Thursday 10 January 2013

LOOK BEFORE YOU LEAP / THINK BEFORE YOU ACT

According to the Book of Ecclesiasticus:

‘We do well to believe less than we are told, and to keep a wary eye on our own impulses; whatever it is, we should think the matter over slowly and carefully, referring it to God.’

Unfortunately our weakness is such that we are much more inclined to believe and speak evil of others than good.
Yet good men do not lightly believe everyone who chatters to them, since they know that human nature is weak and inclined to evil, and very easily betrayed into slips of the tongue.

It is wise neither to be impetuous, nor to hold obstinately to your own opinions. This means firstly that you should not believe any chance thing that is said to you, nor should you immediately pour into another’s ears, something you have overheard or have been told.

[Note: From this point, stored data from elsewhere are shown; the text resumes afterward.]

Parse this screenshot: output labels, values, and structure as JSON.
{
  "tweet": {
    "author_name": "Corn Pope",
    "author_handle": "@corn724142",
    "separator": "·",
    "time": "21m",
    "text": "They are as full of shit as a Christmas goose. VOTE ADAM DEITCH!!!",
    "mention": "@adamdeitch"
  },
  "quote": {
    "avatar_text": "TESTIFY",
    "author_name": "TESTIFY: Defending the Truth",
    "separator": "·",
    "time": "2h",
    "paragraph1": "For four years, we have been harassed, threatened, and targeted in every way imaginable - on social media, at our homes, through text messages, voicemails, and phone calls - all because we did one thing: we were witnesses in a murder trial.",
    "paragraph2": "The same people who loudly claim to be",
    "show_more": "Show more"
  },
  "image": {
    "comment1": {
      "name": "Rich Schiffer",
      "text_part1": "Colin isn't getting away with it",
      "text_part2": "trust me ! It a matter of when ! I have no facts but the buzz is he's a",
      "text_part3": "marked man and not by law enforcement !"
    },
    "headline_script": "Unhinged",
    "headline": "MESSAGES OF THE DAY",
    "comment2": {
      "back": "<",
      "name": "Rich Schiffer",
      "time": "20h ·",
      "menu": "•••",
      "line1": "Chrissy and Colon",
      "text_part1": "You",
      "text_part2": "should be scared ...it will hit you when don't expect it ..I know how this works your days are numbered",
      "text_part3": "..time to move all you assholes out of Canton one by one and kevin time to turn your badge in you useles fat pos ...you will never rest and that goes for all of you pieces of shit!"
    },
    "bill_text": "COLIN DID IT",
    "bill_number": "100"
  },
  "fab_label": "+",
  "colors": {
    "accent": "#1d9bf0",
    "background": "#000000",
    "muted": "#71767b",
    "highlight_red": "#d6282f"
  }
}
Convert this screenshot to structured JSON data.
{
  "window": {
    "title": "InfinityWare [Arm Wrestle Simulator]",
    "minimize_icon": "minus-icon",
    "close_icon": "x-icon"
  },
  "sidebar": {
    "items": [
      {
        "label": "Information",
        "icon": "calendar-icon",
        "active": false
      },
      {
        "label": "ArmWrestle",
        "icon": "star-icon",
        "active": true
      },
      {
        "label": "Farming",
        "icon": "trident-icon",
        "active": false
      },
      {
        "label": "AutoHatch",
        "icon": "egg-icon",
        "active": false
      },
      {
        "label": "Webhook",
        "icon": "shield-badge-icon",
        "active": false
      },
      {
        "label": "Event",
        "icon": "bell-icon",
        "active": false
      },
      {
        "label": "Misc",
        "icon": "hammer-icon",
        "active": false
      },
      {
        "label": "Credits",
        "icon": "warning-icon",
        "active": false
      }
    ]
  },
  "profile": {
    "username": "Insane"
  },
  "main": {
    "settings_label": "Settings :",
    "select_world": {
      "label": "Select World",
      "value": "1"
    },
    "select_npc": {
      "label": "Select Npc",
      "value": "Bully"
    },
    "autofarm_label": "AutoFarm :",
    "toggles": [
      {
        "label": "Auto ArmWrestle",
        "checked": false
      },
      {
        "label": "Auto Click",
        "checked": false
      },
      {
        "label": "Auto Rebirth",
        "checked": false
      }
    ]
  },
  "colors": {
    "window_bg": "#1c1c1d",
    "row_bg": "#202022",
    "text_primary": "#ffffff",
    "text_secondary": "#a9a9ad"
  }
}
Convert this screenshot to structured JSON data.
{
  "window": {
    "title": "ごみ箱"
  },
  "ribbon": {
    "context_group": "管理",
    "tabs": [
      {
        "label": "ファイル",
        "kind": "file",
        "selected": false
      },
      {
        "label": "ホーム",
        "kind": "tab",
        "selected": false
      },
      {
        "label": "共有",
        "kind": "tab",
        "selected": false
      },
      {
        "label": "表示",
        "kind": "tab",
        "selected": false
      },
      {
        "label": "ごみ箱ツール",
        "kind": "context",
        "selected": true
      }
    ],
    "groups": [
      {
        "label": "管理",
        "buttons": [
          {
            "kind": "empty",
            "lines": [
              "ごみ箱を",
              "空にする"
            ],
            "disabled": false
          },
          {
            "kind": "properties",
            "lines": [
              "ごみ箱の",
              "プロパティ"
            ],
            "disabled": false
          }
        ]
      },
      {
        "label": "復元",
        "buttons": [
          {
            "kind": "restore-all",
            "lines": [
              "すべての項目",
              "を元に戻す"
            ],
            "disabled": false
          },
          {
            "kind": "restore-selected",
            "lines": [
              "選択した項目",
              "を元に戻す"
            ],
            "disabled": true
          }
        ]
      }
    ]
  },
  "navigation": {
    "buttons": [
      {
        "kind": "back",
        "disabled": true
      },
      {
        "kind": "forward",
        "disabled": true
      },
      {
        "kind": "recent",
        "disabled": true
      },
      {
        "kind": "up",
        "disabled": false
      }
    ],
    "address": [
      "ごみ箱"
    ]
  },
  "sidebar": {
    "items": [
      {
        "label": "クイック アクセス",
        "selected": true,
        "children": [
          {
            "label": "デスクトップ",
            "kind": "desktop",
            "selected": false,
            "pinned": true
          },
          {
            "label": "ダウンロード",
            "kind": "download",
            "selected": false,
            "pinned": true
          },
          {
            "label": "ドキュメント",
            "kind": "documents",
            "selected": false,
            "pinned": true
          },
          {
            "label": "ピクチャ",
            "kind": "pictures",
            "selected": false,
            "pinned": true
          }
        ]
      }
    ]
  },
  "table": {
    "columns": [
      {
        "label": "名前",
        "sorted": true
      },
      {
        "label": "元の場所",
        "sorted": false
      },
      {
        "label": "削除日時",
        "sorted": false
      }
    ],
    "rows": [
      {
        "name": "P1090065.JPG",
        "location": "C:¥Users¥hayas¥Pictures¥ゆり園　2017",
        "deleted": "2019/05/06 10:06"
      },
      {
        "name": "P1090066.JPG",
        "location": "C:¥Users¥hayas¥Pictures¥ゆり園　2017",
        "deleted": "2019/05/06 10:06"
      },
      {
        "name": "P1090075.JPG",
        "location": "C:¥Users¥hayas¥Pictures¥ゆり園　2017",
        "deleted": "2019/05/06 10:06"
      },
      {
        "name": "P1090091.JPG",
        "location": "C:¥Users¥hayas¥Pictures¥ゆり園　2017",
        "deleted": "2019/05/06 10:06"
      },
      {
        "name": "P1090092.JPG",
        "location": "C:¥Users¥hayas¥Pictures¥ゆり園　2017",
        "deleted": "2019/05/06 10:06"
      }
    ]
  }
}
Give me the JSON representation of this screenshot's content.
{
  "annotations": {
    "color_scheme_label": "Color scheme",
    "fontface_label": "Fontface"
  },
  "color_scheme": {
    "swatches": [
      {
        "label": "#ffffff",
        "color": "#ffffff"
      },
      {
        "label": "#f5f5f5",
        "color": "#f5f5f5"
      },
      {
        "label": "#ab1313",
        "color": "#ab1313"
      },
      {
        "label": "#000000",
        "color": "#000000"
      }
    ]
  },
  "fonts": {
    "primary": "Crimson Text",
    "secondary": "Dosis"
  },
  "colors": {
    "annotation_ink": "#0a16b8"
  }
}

Whenever a man feels an undisciplined desire for something, his spirit at once becomes restless.
The proud and the covetous are never at rest, but the poor and humble in spirit pass their lives in abundance of peace.

The man who is not yet perfectly dead to self is easily tempted; small and petty things defeat him.
If a man is spiritually weak and to some extent still subject to his flesh and inclined to tangible things, it is difficult for him to free himself altogether from worldly desire; he is often miserable if he tries to give them up.

He also easily takes offence if anyone does not fall in with his wishes.
If on the other hand he gets what he longs for, his guilty conscience weighs him down at once because he has given way to his natural impulses, which are no help at all towards the peace he sought.
So it is by resisting the desires that true peace of heart is found, not by yielding to them.

That is why there is no peace in the heart of a man who is ruled by his natural desires and prisoner to externals; but there is peace in the man who is spiritually alive and ruled by spiritual standards.